Paper long abstract:
It is incredibly challenging to make balanced judgments about the colonial wars and conflicts that shook the Asian continent in the 20th century. One of these conflicts was the war and Japanese colonial domination of Korea (1910-1945). One of the theatrical attempts on this subject is the play by Tady Tomio (1934-2010), a Japanese immunologist and playwright writing mainly shinsaku nō theatre dramas, entitled "Bōkonka" ("Longing Song"), which premiered in 1993. The drama focuses on the traumatic inheritance of war, occupation and related memories. The principal role (shite) in the "Longing Song" is the wife of a young Korean man who was forcibly taken to Japan in the 1930s when Korea was a Japanese colony and died during forced labour at a coal mine on the Kyūshū island. The years pass, and the wife, now an older woman, reads a letter by the young Korean man brought to her by a Japanese Buddhist monk… The letter becomes essential memorabilia, triggering the process of coming to terms with the loss of a family member and the trauma of colonial domination. The figure of a Japanese monk going on a trip to Korea can also be interpreted as an endeavour, in the general social sense, to compensate the victims of war and the inhuman system of forced labour established by the Japanese state. In terms of the current politics, it may also be an attempt to speak on behalf of the Japanese society in the face of the policy of abandonment of the Japanese political elite, which for many years aimed to minimize the scale of the crimes committed in Korea.
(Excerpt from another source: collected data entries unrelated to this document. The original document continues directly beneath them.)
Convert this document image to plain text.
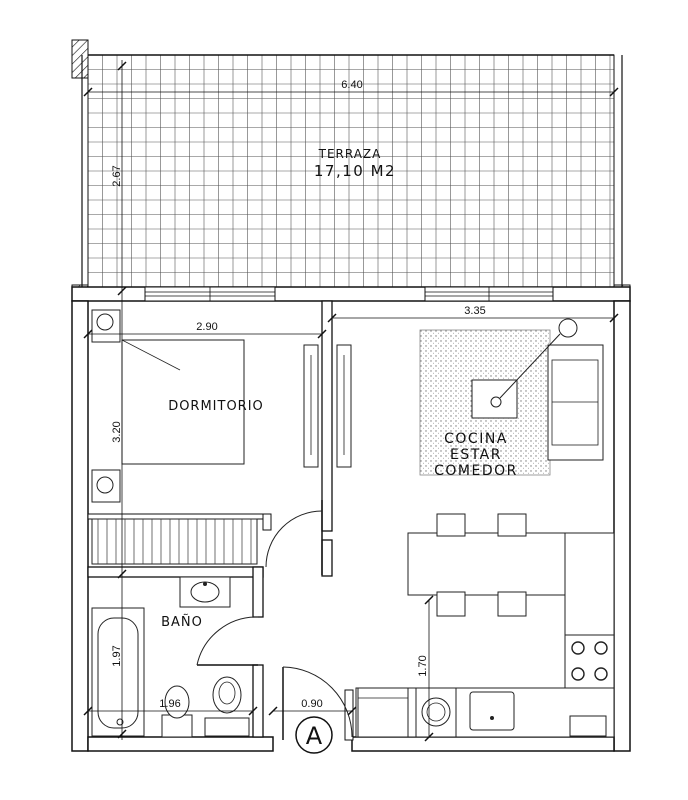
6.40
2.67
2.90
3.20
3.35
1.97
1.96
1.70
0.90
TERRAZA
17,10 M2
DORMITORIO
COCINA
ESTAR
COMEDOR
BAÑO
A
The author will examine two recent stage realizations of the play, both produced by the renowned Tessenkai Nō Theatre members. The 2019 Bōkonka production starred actress Uzawa Hisa, and the 2021 one was staged by Shimizu Kanji shite kata actor playing the central part. The latter blended the Japanese nō theatre convention with Korean nongak, rural and ritual performance. The author would also like to examine how gender relations, war and occupation memories are represented on the nō stage.